Donnant suite à ces recommandations, un récupérateur de chaleur va prochainement être mis en place. «Cette décision va dans les sens de la politique énergétique de l'EPFL et de l'exemplarité que nous nous sommes engagés à avoir, ajoute David Gremaud. Un deuxième restaurant, l’Esplanade dans le bâtiment CO, est actuellement en phase de monitoring. Et d’autres vont certainement suivre.»
Système de communication à basse fréquence
Selon David Gremaud, «à l'heure actuelle, il n'existe pas de solution technique toute faite sur le marché pour effectuer un monitoring des installations». Le système proposé par Droople pourrait donc être particulièrement utile aux chauffagistes et aux installateurs sanitaires notamment, pour monitorer et optimiser les processus existants. Il permet également une maintenance facilitée. «Nous pouvons prévoir quand les filtres des fontaines à eau ou des machines à café doivent être changés par exemple, explique Ramzi Bouzerda. Légalement, lorsqu’une quantité d’eau donnée a été consommée, ces filtres doivent être changés. Grâce à notre solution, nous pouvons déterminer quand la maintenance devra être effectuée, mais aussi optimiser l’itinéraire qu'il faudra emprunter pour intervenir sur ces différents appareils.» On pourrait imaginer le même type d’utilisation pour le nettoyage des toilettes de restaurants ou d'aéroport notamment.

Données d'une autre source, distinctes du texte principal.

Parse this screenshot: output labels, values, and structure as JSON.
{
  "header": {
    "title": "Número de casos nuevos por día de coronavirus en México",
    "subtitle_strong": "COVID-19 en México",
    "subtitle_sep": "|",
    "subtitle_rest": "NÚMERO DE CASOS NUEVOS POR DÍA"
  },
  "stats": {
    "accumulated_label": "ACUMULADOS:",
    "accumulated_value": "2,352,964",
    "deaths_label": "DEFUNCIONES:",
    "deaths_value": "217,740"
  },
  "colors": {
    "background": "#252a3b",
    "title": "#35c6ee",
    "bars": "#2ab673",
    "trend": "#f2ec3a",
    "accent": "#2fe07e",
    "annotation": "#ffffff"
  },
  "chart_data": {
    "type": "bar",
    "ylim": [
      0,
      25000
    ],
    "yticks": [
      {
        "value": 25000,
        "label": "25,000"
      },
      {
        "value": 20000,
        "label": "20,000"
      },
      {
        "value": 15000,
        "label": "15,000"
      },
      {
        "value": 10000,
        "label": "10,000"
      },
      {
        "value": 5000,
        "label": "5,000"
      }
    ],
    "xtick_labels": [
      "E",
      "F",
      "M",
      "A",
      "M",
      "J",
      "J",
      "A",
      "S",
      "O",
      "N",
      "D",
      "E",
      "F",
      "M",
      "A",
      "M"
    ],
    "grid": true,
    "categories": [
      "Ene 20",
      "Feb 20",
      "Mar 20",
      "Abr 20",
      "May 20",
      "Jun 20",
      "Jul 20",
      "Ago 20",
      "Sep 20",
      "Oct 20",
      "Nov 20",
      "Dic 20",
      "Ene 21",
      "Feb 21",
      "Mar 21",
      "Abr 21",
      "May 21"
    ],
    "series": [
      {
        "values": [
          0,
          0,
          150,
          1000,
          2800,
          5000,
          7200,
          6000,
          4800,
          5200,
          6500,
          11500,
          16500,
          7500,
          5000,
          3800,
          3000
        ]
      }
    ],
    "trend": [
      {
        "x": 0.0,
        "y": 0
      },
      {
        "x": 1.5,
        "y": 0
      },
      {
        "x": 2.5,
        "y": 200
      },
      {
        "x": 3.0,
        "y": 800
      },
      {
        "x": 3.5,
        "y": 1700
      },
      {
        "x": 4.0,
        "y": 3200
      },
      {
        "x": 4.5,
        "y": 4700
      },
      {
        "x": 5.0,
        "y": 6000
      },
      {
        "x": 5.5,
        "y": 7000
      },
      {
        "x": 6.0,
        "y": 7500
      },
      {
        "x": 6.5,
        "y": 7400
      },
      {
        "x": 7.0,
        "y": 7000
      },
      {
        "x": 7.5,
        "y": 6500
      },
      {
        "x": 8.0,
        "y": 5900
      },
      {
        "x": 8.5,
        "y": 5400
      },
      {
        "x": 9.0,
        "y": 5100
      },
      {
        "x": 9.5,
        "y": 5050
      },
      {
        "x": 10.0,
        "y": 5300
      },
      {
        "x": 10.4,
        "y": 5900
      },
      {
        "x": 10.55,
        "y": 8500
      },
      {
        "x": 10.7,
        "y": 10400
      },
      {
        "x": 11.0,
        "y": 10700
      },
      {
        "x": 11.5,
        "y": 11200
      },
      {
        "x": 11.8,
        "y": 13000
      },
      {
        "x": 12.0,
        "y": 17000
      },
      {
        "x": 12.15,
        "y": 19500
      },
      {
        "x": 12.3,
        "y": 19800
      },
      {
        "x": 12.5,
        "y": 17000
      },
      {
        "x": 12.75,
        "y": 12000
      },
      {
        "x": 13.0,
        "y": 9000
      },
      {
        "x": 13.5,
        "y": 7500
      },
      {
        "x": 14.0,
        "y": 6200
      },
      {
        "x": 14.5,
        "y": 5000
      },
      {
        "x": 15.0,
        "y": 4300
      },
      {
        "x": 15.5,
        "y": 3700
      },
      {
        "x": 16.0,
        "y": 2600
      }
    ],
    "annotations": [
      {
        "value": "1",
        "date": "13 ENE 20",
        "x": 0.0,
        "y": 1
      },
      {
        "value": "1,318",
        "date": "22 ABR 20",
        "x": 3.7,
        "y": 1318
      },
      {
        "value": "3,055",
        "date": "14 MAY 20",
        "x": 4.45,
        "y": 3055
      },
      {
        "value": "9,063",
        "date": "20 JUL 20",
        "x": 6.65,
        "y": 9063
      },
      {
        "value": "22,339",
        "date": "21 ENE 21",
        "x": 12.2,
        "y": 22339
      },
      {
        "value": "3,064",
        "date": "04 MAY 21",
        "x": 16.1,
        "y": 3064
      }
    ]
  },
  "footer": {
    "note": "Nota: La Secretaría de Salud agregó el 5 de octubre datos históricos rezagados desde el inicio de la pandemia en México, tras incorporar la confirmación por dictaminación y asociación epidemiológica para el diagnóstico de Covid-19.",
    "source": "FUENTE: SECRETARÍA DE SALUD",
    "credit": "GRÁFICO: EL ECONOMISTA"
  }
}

Autre avantage, la faible consommation en énergie du système. Les compteurs fonctionnent avec des batteries et sont équipés d’un dispositif de communication de type LoRa – basse fréquence et longue portée. Seul une faible quantité de données est régulièrement envoyée ce qui permet de limiter la consommation en énergie. Un fonctionnement qui garantit une durée d’utilisation du compteur de l’ordre de trois à cinq ans sans maintenance.
L’idée de base du concept de Droople est apparue à son fondateur à trois heures du matin, alors qu’il s’acharnait à remplir le biberon de son fils de très exactement 300 millilitres d’eau. Fils de plombier, le diplômé d’informatique de l’EPFL imagine alors un moyen de connaître sa consommation en eau. Depuis, le concept a évolué et va continuer à le faire. «Nous voudrions implémenter les principes du fog computing à notre solution, continue-t-il. Faire que le compteur soit lui-même capable d'analyser les données qu'il récolte, et en temps réel. Cela permettrait par exemple de prévenir et réagir à une micro-fuite d'eau en fermant une vanne. Un projet de recherche est en cours de validation avec le laboratoire du Prof. David Atienza de l’EPFL.»